Engulle los guisantes dulces y tiernos, lo rodea con sus brazos y apoya la cara en su torso desnudo y cubierto de sudor. Los rítmicos latidos del corazón, que insufla la vida en el cuerpo de Alexander, resuenan en su mejilla y en su oído. Tatiana le acaricia la cicatriz de la espalda y le besa el pecho.

– ¿Qué es un trío de cuerda ruso, Tania?

Tatiana sonríe y lo mira a los ojos.

– No lo sé. ¿Qué?

– Un cuarteto que ha vuelto de Europa.

Tatiana clava la mirada en sus ojos.

– ¿Qué pasa cuando cruzas a un oso blanco con un oso negro? -continúa Alexander.

– Déjate de osos…

Los brazos de Alexander la rodean.

– ¿Qué te pasa, mi amor? -le pregunta Tatiana, estrechándolo con cariño.

Los ojos de Alexander son del color del jarabe de chocolate.

Tatiana vuelve a besarle el torso.

Él no deja de abrazarla.

– Estoy aquí -susurra Tatiana-. Aquí para siempre. Siénteme, soldado.

Alexander la estrecha contra él con más fuerza si cabe, le hace alzar la cara y se inclina para besarla.

– Te estoy sintiendo, Tatiasha -dice.

Los dos ardieron en llamas y resurgieron de sus cenizas, convertidos en huérfanos, pero más afectuosos y felices, más apasionados y más íntegros de lo que eran antes. Ellos, que en otro tiempo se bautizaron en las aguas del Kama, supieron alejar un sufrimiento tan antiguo como las pirámides, y de las ruinas de la pena extrajeron el amor que habían dejado atrás después de pasar toda una vida buscando el camino de vuelta.

Se sienten como si hubieran andado errantes por el mundo durante quinientos años, entre mil pérdidas y mil sufrimientos, pero también saben que han amado sin dudas ni temores, con un amor que es el testamento que se conceden el uno al otro y el monumento que erigen a Dios.

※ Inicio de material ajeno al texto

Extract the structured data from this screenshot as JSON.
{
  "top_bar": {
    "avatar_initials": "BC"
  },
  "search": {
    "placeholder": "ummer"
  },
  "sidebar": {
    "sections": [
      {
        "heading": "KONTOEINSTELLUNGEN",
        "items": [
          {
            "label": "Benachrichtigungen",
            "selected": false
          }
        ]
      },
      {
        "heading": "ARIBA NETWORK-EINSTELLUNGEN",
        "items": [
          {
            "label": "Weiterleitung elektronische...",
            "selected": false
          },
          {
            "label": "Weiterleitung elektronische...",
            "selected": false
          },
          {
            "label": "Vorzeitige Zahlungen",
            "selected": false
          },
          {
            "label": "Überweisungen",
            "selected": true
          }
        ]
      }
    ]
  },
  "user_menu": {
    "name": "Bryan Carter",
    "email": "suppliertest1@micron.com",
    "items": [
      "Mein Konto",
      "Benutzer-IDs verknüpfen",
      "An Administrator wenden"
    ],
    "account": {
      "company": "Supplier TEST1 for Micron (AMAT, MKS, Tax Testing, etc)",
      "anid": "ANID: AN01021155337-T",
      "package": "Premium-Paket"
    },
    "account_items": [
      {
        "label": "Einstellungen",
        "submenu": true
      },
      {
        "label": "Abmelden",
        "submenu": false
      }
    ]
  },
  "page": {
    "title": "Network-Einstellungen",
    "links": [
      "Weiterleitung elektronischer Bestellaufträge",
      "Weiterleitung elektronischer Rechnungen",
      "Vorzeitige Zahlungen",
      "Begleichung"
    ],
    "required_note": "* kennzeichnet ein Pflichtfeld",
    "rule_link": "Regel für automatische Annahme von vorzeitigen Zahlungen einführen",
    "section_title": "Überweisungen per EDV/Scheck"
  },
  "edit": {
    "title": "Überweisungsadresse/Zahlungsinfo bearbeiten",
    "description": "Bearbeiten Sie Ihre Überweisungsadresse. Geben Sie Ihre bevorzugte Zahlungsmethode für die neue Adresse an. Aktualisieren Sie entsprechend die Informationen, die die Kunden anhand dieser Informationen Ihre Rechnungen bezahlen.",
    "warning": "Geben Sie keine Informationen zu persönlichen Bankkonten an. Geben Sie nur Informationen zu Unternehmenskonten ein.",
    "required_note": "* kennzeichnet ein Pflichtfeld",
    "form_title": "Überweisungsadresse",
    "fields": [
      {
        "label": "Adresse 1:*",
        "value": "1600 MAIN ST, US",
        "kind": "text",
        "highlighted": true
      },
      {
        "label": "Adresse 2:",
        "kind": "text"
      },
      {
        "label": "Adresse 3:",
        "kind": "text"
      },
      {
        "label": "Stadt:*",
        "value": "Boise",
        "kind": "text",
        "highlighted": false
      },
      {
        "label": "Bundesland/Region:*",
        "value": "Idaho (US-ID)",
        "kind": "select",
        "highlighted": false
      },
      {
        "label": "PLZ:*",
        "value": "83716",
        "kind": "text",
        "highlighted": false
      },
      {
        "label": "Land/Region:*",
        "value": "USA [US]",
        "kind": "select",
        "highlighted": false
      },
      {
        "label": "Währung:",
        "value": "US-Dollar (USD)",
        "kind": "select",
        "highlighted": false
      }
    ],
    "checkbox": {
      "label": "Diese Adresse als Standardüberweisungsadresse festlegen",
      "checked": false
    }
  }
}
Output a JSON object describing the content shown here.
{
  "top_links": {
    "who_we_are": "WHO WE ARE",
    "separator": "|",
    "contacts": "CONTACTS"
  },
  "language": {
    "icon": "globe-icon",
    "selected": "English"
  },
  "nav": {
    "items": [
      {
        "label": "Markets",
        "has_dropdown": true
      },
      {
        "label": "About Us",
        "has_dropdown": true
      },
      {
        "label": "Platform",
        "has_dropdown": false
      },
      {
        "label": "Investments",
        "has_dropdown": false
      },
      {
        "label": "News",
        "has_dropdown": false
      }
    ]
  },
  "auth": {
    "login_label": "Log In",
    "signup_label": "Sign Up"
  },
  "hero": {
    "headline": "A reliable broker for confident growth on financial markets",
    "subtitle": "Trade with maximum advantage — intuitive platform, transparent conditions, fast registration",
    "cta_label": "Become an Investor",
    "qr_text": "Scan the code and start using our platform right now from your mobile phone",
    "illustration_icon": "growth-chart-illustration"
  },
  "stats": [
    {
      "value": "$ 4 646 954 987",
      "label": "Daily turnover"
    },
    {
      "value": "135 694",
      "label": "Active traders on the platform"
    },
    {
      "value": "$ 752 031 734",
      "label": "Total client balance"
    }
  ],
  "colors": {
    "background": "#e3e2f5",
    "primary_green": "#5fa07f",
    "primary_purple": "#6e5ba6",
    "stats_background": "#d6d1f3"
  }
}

Alexander besa a Tatiana y vuelve a estar en Luga, tumbado sobre ella, besándola por primera vez. Tatiana lo besa y está de nuevo en Lazarevo, riendo, con la cabeza cubierta por la gorra de oficial de Alexander.

Aunque mucho perdimos, mucho queda. Y aunque ya no tenemos aquel vigor capaz de mover los cielos y la tierra, seguimos siendo lo que somos…

Indoblegables.

Barrington, Leningrado, Luga, Ladoga, Lazarevo, Ellis, Swietokryzst, Sachsenhausen, Sonora, los hermanos y los padres muertos, todo ha quedado grabado en sus almas y en sus rostros, y como la luna mercurial, como Júpiter sobre la isla de Maui, como la constelación de Perseo con sus estrellas azules y sonrientes, próximas a la implosión… todo sigue en pie mientras el viento estelar sopla sobre los Urales y el Kama, sobre la tierra y los océanos, y al atravesar el firmamento plateado murmura…

– Tatiana…

– Alexander…

Y el jinete de bronce ha dejado de galopar.